Wirtschaftlich problematischer seien zweitens aber die Tarifsteigerungen, die auch bei gemeinnützigen Trägern in Anlehnung an Tarifverträge im öffentlichen Dienst umgesetzt werden. 2023 haben die Beschäftigten der Caritas-Kliniken die ersten 1500 Euro Inflationsausgleich bekommen, 2024 folgt der zweite Teil. Im Frühjahr steigen zudem Löhne und Zulagen.
Klinikchef aus NRW: Die Pandemie brachte den Kliniken nicht drei fette Jahre
Weil Krankenkassen bei Kliniken bislang nur das Lohn-Plus bei Pflegekräften bezahlen – man spricht von „Pflege am Bett“ – und Verwaltung, Ärzte, OP oder Labore ausgenommen sind, bleibt allein das St.- Vincenz-Krankenhaus bei aktuell 64 Millionen Euro Personalkosten auf 4,6 Millionen Euro Mehrkosten sitzen. Eingerechnet sind um 27 Prozent gestiegene Kosten für Honorarkräfte und Leiharbeiter. Ihr Einsatz nimmt zu, weil aktuelle Krankheitswellen auch die Kliniken erfassen - bezahlt wird das von den Kassen nicht.
Personalabbau, um Kosten zu sparen, sei keine Option: „Die Patienten gehen deshalb ja nicht weg. Wir haben einen Versorgungsauftrag“, sagt Mueller.
Rücklagen gebe es kaum: Die Milliarden-Coronahilfen etwa hätten Einnahmen ersetzt und nicht ergänzt: „Wir hatten keine drei fetten Jahre und ein Jahr nach den letzten Coronahilfen hat kein Krankenhaus noch Geld daraus auf der hohen Kante.“
Das fordern die Kliniken in ihrer Finanznot: 690 Millionen Euro für NRW
Ihre Preise einfach so anheben oder neue Abteilungen eröffnen, kann eine Klinik auch nicht. Welche Leistungen sie anbietet, wird zwischen den Kassen, der Klinik und abschließend dem Land festgelegt. Die komplizierte Finanzierung der laufenden Betriebskosten ist zudem stark reglementiert. Den Rahmen gibt der Bund vor, die Kosten tragen die Krankenkassen.
Vereinfacht gesagt wird nun gefordert, dass der Bund die gesetzlichen Rahmenbedingungen ändert. Er soll ermöglichen, dass 2024 mehr Geld in die Kliniken pro behandeltem Fall fließen kann. Stimmt der Bund zu, würde das den Kliniken in NRW rund 690 Millionen Euro in die Kassen spülen, um ihre Verluste aus 2022 und 2023 zu decken.

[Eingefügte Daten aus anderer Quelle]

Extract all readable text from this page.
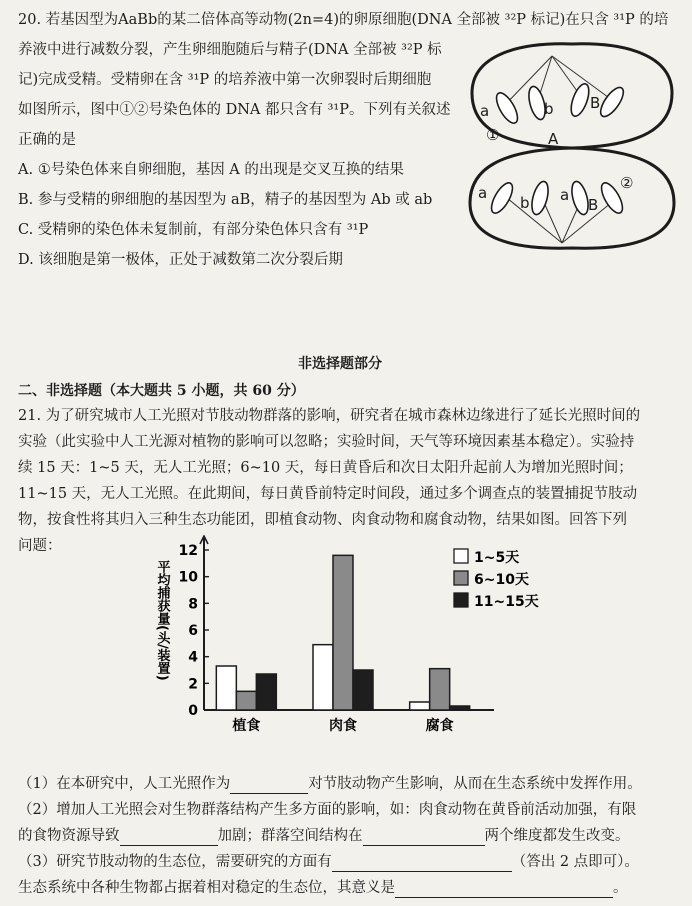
20. 若基因型为AaBb的某二倍体高等动物(2n=4)的卵原细胞(DNA 全部被 ³²P 标记)在只含 ³¹P 的培
养液中进行减数分裂，产生卵细胞随后与精子(DNA 全部被 ³²P 标
记)完成受精。受精卵在含 ³¹P 的培养液中第一次卵裂时后期细胞
如图所示，图中①②号染色体的 DNA 都只含有 ³¹P。下列有关叙述
正确的是
A. ①号染色体来自卵细胞，基因 A 的出现是交叉互换的结果
B. 参与受精的卵细胞的基因型为 aB，精子的基因型为 Ab 或 ab
C. 受精卵的染色体未复制前，有部分染色体只含有 ³¹P
D. 该细胞是第一极体，正处于减数第二次分裂后期
a	b B
A
①
a
b a
B
②
非选择题部分
二、非选择题（本大题共 5 小题，共 60 分）
21. 为了研究城市人工光照对节肢动物群落的影响，研究者在城市森林边缘进行了延长光照时间的
实验（此实验中人工光源对植物的影响可以忽略；实验时间，天气等环境因素基本稳定）。实验持
续 15 天：1~5 天，无人工光照；6~10 天，每日黄昏后和次日太阳升起前人为增加光照时间；
11~15 天，无人工光照。在此期间，每日黄昏前特定时间段，通过多个调查点的装置捕捉节肢动
物，按食性将其归入三种生态功能团，即植食动物、肉食动物和腐食动物，结果如图。回答下列
问题：
0
2
4
6
8
10
12
平均捕获量(头/装置)
植食	肉食	腐食
1~5天
6~10天
11~15天
（1）在本研究中，人工光照作为	对节肢动物产生影响，从而在生态系统中发挥作用。
（2）增加人工光照会对生物群落结构产生多方面的影响，如：肉食动物在黄昏前活动加强，有限
的食物资源导致	加剧；群落空间结构在	两个维度都发生改变。
（3）研究节肢动物的生态位，需要研究的方面有	（答出 2 点即可）。
生态系统中各种生物都占据着相对稳定的生态位，其意义是	。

Auch künftig soll sich die Finanzierung stärker an der tatsächlichen Inflation orientieren und nicht länger daran, was Kliniken an Kostensteigerungen erwarten. Viel versprechen sich die Kliniken davon, dass die Krankenkassen auch das Lohn-Plus von Pflegekräften im OP, der IT, Ärzten oder Laborkräften übernehmen sollen. Möglich wäre all das etwa durch höhere Kassenbeiträge. NRW-Gesundheitsminister Karl-Josef Laumann (CDU) sprach unlängst von 0,2 Prozentpunkten.
Wolfgang Mueller hat ausgerechnet, dass sein Krankenhaus mit diesen Maßnahmen wieder im Plus wäre. Dass die Forderung in Zeiten einer Haushaltssperre und eh schon starken Belastung der Menschen im Land alles andere als opportun ist, sieht er nicht: „Lauterbach ist hier in der Pflicht. Es kann nicht sein, dass man es dem Zufall von Insolvenzen überlässt, welche Kliniken erhalten bleiben.“ Auch Bundesgesundheitsminister plane mit seiner aktuellen Klinikreform ja anderes.